Foley v. Coon

41 Colo. 432 | Colo. | 1907

Mr. Justice Campbell

delivered the opinion of the court:

Defendant Coon, a builder, made a contract with defendant Levie to put a second story on a previously existing one-story building standing on lots owned by the latter, and plaintiff Foley furnished Coon, the principal contractor, with materials that went into the work of construction. Foley brought this action against the builder and the owner to recover against the former the value of the materials, and to make the amount of his recovery a lien upon the property of the latter. Judgment went for plaintiff against the builder, from which the latter has not appealed. The court denied the lien against the owner. Plaintiff appeals.

The only point for determination concerns the rightfulness of the judgment disallowing the lien, and the only question that plaintiff is in position to raise on this appeal is the sufficiency of the evidence to sustain the finding as to the time when the building was- completed.

*434The lien is sought to he enforced under the mechanics ’ lien act of 1899 (Session Laws 1899, p. 261). Section 9 of the act requires liens of sub-contractors and material men to be filed for record after the last labor is performed or last material furnished for which the lien is claimed, and at any time before the expiration of two months next after the completion of the building-, or structure, while liens of principal contractors must be filed within three months next after such completion.

Plaintiff filed three complaints. In the original and first amended complaints, and in his lien statement, he describes himself as a sub-contractor, and rests his right to a lien upon the contract which he made with Coon, the principal contractor, which, under the statute, makes plaintiff a sub-contractor. In the second amended complaint, besides the facts constituting plaintiff’s cause of action as a sub-contractor, one based on plaintiff’s contract with Coon alone, were allegations appropriate to a cause of action by a principal contractor, one based on plaintiff’s contract with Coon and Levie jointly. The object of the latter averments was to make a case within that clause of section .9 which gives to a principal contractor three months next after the completion of the building, or structure, in which to file his lien statement. The court, on defendant’s motion, struck from the second amended complaint such new averments, and plaintiff made no objection, and took no exception, to this ruling.

The principal question of fact to which the evidence was directed was upon the controverted issue of the time of the completion of the addition to the building. The burden was on plaintiff to prove that he filed his lien statement within the prescribed statutory period.—Stidger v. McPhee, 15 Colo. App. 252. A number of witnesses for plaintiff testified, in ef*435feet, that the addition was not completed until about the 4th of December, 1902, while a number of witnesses for defendant fixed such time about the 20th of the previous October. The lien statement was filed January 4, 1903. The trial court found upon this disputed testimony that the building was completed October 20th, and as this was more than two months before the lien statement was filed, the lien was disallowed.

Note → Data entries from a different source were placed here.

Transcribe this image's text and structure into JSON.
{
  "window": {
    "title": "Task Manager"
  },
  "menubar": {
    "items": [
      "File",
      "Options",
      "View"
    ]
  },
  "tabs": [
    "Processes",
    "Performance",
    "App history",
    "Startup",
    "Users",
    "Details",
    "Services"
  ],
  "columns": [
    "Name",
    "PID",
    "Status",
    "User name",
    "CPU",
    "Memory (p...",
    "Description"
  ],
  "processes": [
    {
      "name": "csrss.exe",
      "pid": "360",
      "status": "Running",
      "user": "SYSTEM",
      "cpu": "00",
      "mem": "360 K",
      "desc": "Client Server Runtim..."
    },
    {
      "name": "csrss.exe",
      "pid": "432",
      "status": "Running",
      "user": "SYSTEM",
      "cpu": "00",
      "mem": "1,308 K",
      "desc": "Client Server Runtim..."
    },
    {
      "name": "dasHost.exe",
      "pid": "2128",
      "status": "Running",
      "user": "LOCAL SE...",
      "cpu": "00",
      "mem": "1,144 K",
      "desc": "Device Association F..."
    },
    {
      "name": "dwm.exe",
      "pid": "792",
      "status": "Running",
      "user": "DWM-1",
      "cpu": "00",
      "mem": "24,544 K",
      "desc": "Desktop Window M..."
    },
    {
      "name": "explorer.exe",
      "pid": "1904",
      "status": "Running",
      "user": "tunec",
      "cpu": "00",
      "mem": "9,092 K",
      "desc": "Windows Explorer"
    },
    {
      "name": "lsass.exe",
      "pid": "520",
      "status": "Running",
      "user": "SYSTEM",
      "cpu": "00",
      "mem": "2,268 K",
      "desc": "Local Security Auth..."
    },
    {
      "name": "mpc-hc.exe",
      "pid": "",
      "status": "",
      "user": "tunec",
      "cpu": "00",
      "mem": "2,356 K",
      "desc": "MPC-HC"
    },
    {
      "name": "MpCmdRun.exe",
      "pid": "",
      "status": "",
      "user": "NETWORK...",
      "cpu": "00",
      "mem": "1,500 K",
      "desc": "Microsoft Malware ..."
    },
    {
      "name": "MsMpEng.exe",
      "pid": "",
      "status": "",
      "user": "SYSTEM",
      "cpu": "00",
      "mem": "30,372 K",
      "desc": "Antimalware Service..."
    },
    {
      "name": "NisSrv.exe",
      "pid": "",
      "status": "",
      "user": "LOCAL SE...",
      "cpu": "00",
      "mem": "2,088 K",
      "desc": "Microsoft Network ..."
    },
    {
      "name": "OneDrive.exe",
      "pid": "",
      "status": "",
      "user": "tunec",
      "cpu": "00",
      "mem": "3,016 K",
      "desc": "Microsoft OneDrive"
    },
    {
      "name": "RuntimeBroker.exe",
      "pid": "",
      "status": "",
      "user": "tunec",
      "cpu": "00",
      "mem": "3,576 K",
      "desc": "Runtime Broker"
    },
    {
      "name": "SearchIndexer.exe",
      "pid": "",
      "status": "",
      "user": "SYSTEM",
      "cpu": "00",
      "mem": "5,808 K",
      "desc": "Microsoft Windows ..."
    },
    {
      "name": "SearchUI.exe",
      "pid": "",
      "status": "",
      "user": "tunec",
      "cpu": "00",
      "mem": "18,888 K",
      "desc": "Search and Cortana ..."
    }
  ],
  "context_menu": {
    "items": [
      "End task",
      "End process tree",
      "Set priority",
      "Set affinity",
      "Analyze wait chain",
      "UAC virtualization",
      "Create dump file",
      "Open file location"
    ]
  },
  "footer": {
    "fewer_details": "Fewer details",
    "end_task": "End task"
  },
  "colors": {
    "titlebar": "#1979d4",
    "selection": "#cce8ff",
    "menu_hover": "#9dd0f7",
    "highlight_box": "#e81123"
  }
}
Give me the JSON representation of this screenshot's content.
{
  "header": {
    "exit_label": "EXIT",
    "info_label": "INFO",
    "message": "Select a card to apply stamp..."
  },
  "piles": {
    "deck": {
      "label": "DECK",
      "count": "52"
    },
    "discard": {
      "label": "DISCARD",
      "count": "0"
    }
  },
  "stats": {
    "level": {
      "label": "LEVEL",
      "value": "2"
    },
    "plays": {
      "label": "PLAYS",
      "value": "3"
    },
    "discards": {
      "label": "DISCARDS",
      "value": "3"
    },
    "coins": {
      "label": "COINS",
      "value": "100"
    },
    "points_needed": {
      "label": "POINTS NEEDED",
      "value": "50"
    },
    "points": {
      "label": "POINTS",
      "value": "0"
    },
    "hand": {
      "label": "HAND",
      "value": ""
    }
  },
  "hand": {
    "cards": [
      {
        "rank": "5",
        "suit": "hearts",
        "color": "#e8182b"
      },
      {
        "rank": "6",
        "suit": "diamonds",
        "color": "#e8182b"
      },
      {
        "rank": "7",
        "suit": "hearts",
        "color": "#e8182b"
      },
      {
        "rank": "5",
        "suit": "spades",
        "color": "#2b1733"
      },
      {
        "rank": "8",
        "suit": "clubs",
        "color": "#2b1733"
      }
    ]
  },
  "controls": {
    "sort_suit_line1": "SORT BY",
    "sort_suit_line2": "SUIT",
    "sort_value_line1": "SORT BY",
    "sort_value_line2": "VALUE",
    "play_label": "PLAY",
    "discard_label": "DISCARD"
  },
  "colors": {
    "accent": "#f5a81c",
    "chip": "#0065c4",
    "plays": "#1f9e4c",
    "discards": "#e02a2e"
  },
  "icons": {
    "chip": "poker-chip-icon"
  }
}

The established rule in this jurisdiction, and this case does not come within any of its recognized exceptions, is that an appellate court will not disturb the findings of the trial court, or the verdict of a jury, merely because the evidence is in conflict. If there is sufficient legal evidence upon which the verdict or finding can rest, it will not be set aside. Were it necessary to review the evidence in detail, it might not be difficult to show that some of the pronounced apparent differences between the witnesses for the respective parties could, at least in part, be reconciled, or explained, without, in the least, weakening the court’s finding. We cannot disturb the judgment based on the finding.

Equally untenable, both on its merits, and because it is not properly saved, is -another contention that plaintiff is to be regarded as a principal contractor. The closing part of section 1 of the lien act makes it the duty of the owner of property in certain cases to file the contract, or memorandum thereof, between him and the principal contractor, containing certain matters, with the county recorder of the county, and in case of a failure to do so, labor done and materials furnished by all persons before such contract or memorandum is filed, shall be deemed to have been done at the personal instance of the owner; in other words, the owner is thereby made a principal contractor.

*436A principal contractor, as lias already been said, is, by section 9, allowed three months next after the completion of the building in which to file his statement. If, therefore, plaintiff is a principal contractor, his lien statement was filed within three months after October 26th, the time when the defendant claims the' building was completed.

There is no such issue in this case. Plaintiff, in his lien statement, declared himself a sub-contractor, and did so in the first two complaints. In the second amended complaint, the allegations whereby plaintiff claimed a lien as a principal contractor were, on motion of defendant Levie, stricken out by the court on the ground that a cause of action different from that contained in the original complaint was thereby pleaded. Plaintiff did not object, to the ruling of the court striking out this cause of action from the second amended complaint, and cannot raise any such objection here.

Perceiving no prejudicial error in the record, the judgment is affirmed. ’ Affirmed.

Chiee Justice Steele and Mr. Justice Gabbert concur.